The headstock is an accurate re-working of the traditional squeezed oblong with a fin-like protrusion on the top edge and a Vintage logo. It also bears a set of Wilkinson Open Gear Tuners with small pearloid buttons, much like the originals but with upgraded materials and modern manufacturing methods, and a black plastic trussrod access cover. Aside from the black plastic nut (now replaced on current production, Vintage tells us, by more a period-correct multi-ply black and white nut), the rosewood fingerboard carries a zero fret plus 22 regular frets. There are white pearloid dots on the face and smaller white ones along the top edge.

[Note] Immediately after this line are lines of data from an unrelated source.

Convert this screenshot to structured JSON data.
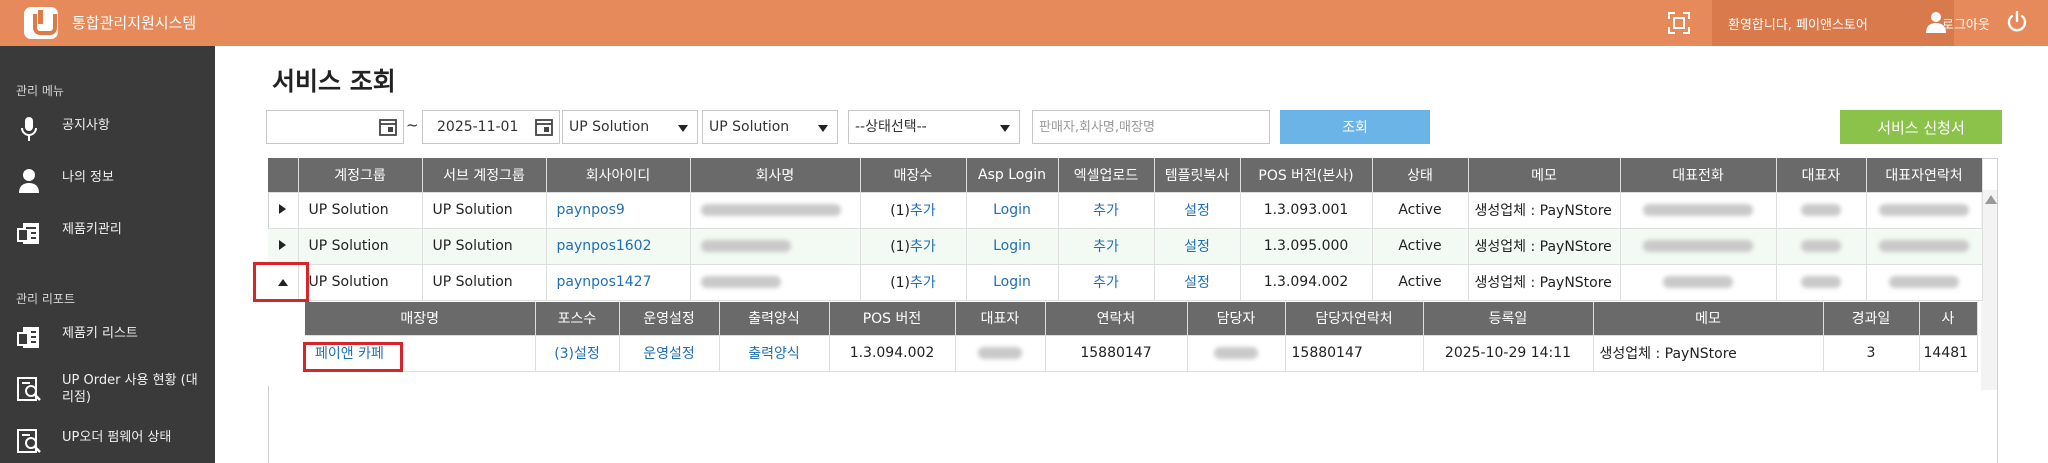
{
  "header": {
    "app_title": "통합관리지원시스템",
    "welcome": "환영합니다, 페이앤스토어",
    "logout": "로그아웃",
    "accent": "#e68a5c"
  },
  "sidebar": {
    "section1": "관리 메뉴",
    "items1": [
      {
        "label": "공지사항",
        "icon": "microphone-icon"
      },
      {
        "label": "나의 정보",
        "icon": "user-icon"
      },
      {
        "label": "제품키관리",
        "icon": "document-icon"
      }
    ],
    "section2": "관리 리포트",
    "items2": [
      {
        "label": "제품키 리스트",
        "icon": "document-icon"
      },
      {
        "label": "UP Order 사용 현황 (대리점)",
        "icon": "report-search-icon"
      },
      {
        "label": "UP오더 펌웨어 상태",
        "icon": "report-search-icon"
      }
    ]
  },
  "page": {
    "title": "서비스 조회"
  },
  "filters": {
    "start_date": "",
    "end_date": "2025-11-01",
    "select1": "UP Solution",
    "select2": "UP Solution",
    "status_select": "--상태선택--",
    "search_placeholder": "판매자,회사명,매장명",
    "search_button": "조회",
    "apply_button": "서비스 신청서"
  },
  "main_table": {
    "headers": [
      "계정그룹",
      "서브 계정그룹",
      "회사아이디",
      "회사명",
      "매장수",
      "Asp Login",
      "엑셀업로드",
      "템플릿복사",
      "POS 버전(본사)",
      "상태",
      "메모",
      "대표전화",
      "대표자",
      "대표자연락처"
    ],
    "rows": [
      {
        "group": "UP Solution",
        "sub_group": "UP Solution",
        "company_id": "paynpos9",
        "store_count": "(1)",
        "add": "추가",
        "login": "Login",
        "excel": "추가",
        "template": "설정",
        "pos_version": "1.3.093.001",
        "status": "Active",
        "memo": "생성업체 : PayNStore"
      },
      {
        "group": "UP Solution",
        "sub_group": "UP Solution",
        "company_id": "paynpos1602",
        "store_count": "(1)",
        "add": "추가",
        "login": "Login",
        "excel": "추가",
        "template": "설정",
        "pos_version": "1.3.095.000",
        "status": "Active",
        "memo": "생성업체 : PayNStore"
      },
      {
        "group": "UP Solution",
        "sub_group": "UP Solution",
        "company_id": "paynpos1427",
        "store_count": "(1)",
        "add": "추가",
        "login": "Login",
        "excel": "추가",
        "template": "설정",
        "pos_version": "1.3.094.002",
        "status": "Active",
        "memo": "생성업체 : PayNStore"
      }
    ]
  },
  "sub_table": {
    "headers": [
      "매장명",
      "포스수",
      "운영설정",
      "출력양식",
      "POS 버전",
      "대표자",
      "연락처",
      "담당자",
      "담당자연락처",
      "등록일",
      "메모",
      "경과일",
      "사"
    ],
    "row": {
      "store_name": "페이앤 카페",
      "pos_count": "(3)",
      "pos_setting": "설정",
      "operation": "운영설정",
      "print_form": "출력양식",
      "pos_version": "1.3.094.002",
      "contact": "15880147",
      "manager_contact": "15880147",
      "registered": "2025-10-29 14:11",
      "memo": "생성업체 : PayNStore",
      "elapsed": "3",
      "extra": "14481"
    }
  }
}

The bridge is a two-sectioned affair comprising a rosewood block with tiny fretwire saddles that sits on another rosewood block. Needless to say, adjustments to action and intonation can take longer than with modern bridge units. The VVB is kitted out with a pair of Wilkinson WDB pickups – one butted right up to the neck and the second 40mm further back. You get a pair of cream plastic volume controls with gold caps, and three switches: Bass On and Treble On are pickup selectors and Rhythm/Solo provide a preset attenuation of the set volume.
While guitarists will instantly love the shorter scale length and tight string spacing, it takes a little time for us 34″-scale merchants to adjust. The lack of weight is a big plus, especially if you’ve got back or shoulder issues, but it also makes it feel slightly toy-like.

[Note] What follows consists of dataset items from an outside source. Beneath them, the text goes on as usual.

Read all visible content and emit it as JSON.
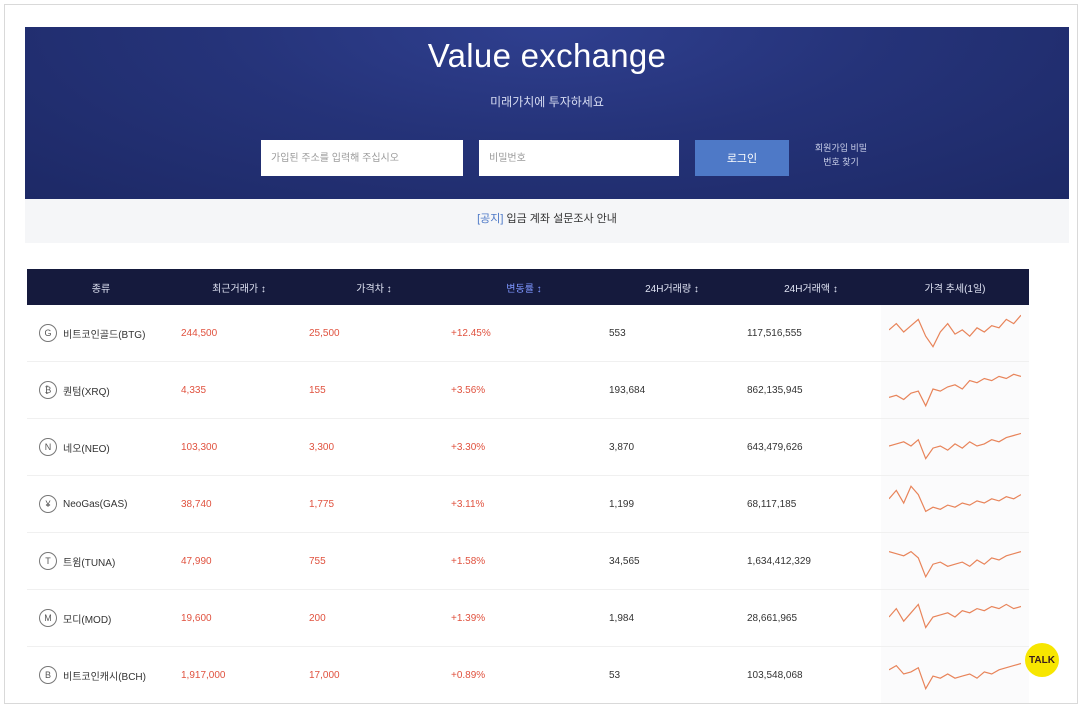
{
  "hero": {
    "title": "Value exchange",
    "subtitle": "미래가치에 투자하세요",
    "id_placeholder": "가입된 주소를 입력해 주십시오",
    "pw_placeholder": "비밀번호",
    "login_label": "로그인",
    "find_link": "회원가입 비밀번호 찾기"
  },
  "notice": {
    "tag": "[공지]",
    "text": " 입금 계좌 설문조사 안내"
  },
  "table": {
    "headers": [
      "종류",
      "최근거래가 ↕",
      "가격차 ↕",
      "변동률 ↕",
      "24H거래량 ↕",
      "24H거래액 ↕",
      "가격 추세(1일)"
    ],
    "rows": [
      {
        "icon": "bitcoin-gold-icon",
        "glyph": "G",
        "name": "비트코인골드(BTG)",
        "price": "244,500",
        "diff": "25,500",
        "rate": "+12.45%",
        "volume": "553",
        "amount": "117,516,555"
      },
      {
        "icon": "bitcoin-icon",
        "glyph": "₿",
        "name": "퀀텀(XRQ)",
        "price": "4,335",
        "diff": "155",
        "rate": "+3.56%",
        "volume": "193,684",
        "amount": "862,135,945"
      },
      {
        "icon": "neo-icon",
        "glyph": "N",
        "name": "네오(NEO)",
        "price": "103,300",
        "diff": "3,300",
        "rate": "+3.30%",
        "volume": "3,870",
        "amount": "643,479,626"
      },
      {
        "icon": "neogas-icon",
        "glyph": "¥",
        "name": "NeoGas(GAS)",
        "price": "38,740",
        "diff": "1,775",
        "rate": "+3.11%",
        "volume": "1,199",
        "amount": "68,117,185"
      },
      {
        "icon": "tuna-icon",
        "glyph": "T",
        "name": "트윔(TUNA)",
        "price": "47,990",
        "diff": "755",
        "rate": "+1.58%",
        "volume": "34,565",
        "amount": "1,634,412,329"
      },
      {
        "icon": "modi-icon",
        "glyph": "M",
        "name": "모디(MOD)",
        "price": "19,600",
        "diff": "200",
        "rate": "+1.39%",
        "volume": "1,984",
        "amount": "28,661,965"
      },
      {
        "icon": "bitcoin-cash-icon",
        "glyph": "B",
        "name": "비트코인캐시(BCH)",
        "price": "1,917,000",
        "diff": "17,000",
        "rate": "+0.89%",
        "volume": "53",
        "amount": "103,548,068"
      }
    ]
  },
  "talk_label": "TALK",
  "colors": {
    "header_bg": "#253379",
    "table_head_bg": "#151a3d",
    "rise_red": "#e0523f",
    "login_blue": "#4e79c7",
    "spark_line": "#e8845a"
  }
}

You won’t pick up any Violin Bass expecting it to come over with the clang of a solidbody Rickenbacker, and although you do get a certain amount of snap and bite on the pickup closest to the bridge, it’s not exactly cutting. With both pickups on you’ll find a very traditional tone indeed, and while the low strings do have some shape and definition they’re fundamentally soft and woolly with a slightly weak-sounding midrange that errs towards the higher mids. There’s enough top-end to make it worthwhile to kick back with some rock’n’roll, old Beatles parts, soul and even jazzier walking basslines, and there’s plenty of thuddy dynamics to be found at the bottom end, especially if you hit strings a little harder. It’s worth noting the very even response across the neck, regardless of pickup setting, making playing in various octaves a rewarding experience – you don’t get the thin string brittleness that blights even some of the more expensive active basses.

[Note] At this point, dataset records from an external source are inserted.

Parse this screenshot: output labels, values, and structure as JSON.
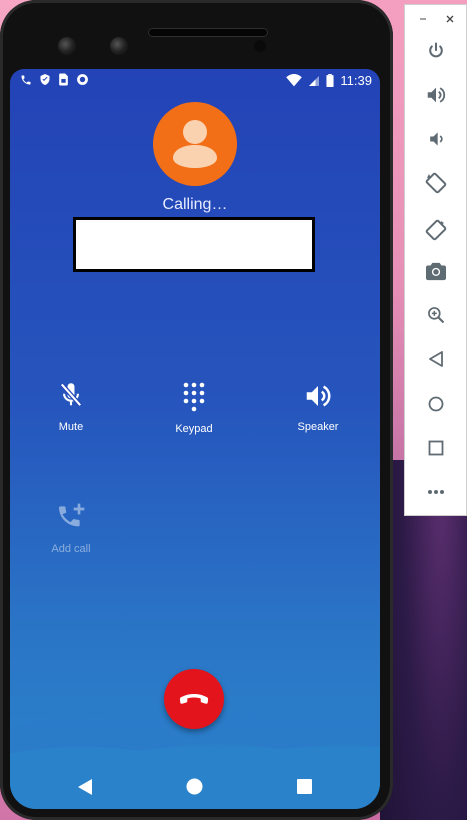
{
  "status_bar": {
    "time": "11:39",
    "left_icons": [
      "phone-icon",
      "shield-icon",
      "sim-card-icon",
      "sync-circle-icon"
    ],
    "right_icons": [
      "wifi-icon",
      "signal-icon",
      "battery-icon"
    ]
  },
  "call": {
    "status": "Calling…"
  },
  "controls": {
    "mute_label": "Mute",
    "keypad_label": "Keypad",
    "speaker_label": "Speaker",
    "add_call_label": "Add call"
  },
  "colors": {
    "avatar": "#f26f17",
    "end_call": "#e3141b",
    "screen_top": "#2343b6",
    "screen_bottom": "#2b85cb"
  },
  "emulator_toolbar": {
    "window_controls": [
      "minimize-icon",
      "close-icon"
    ],
    "buttons": [
      "power-icon",
      "volume-up-icon",
      "volume-down-icon",
      "rotate-left-icon",
      "rotate-right-icon",
      "camera-icon",
      "zoom-icon",
      "back-icon",
      "home-icon",
      "overview-icon",
      "more-icon"
    ]
  }
}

The neck pickup is the most acoustic-sounding setting and the closest to an upright in qualities. The lack of an f-hole means the VVB shifts less air so there’s less impact to the bottom end, but you do get a rapid decay of the body of the note, an almost compressed feel and a distinct woodiness too. It’s actually great for modern dance music: just EQ up the bass end for a little weight and you’ve got the sort of warm, fat, rumbling woodiness which is perfect for that style. If you really have to get something close to contemporary out of the VVB, select the bridge pickup, move your right hand back, and dig in. You’ll get some edge, but the midrange is weak and a little boxy so it doesn’t quite cut it. Best to stick to rootsy grooves – this is where the VVB really excels.
All in all, Trevor Wilkinson and Vintage have managed to put together an authentic reproduction of the bass that McCartney played from 1961 with the Beatles at a price which competes very keenly with both the original and its myriad of high-quality imitators. There’s not much in the way of tonal variation here, but everything you can squeeze out of the VVB is high quality and practical, at least in the context of the expected violin bass sound. It comes with flatwounds, so fitting roundwounds might open it up just a little more. If you’re in the market for a budget violin bass, then do make checking this one out a priority: it’s excellent.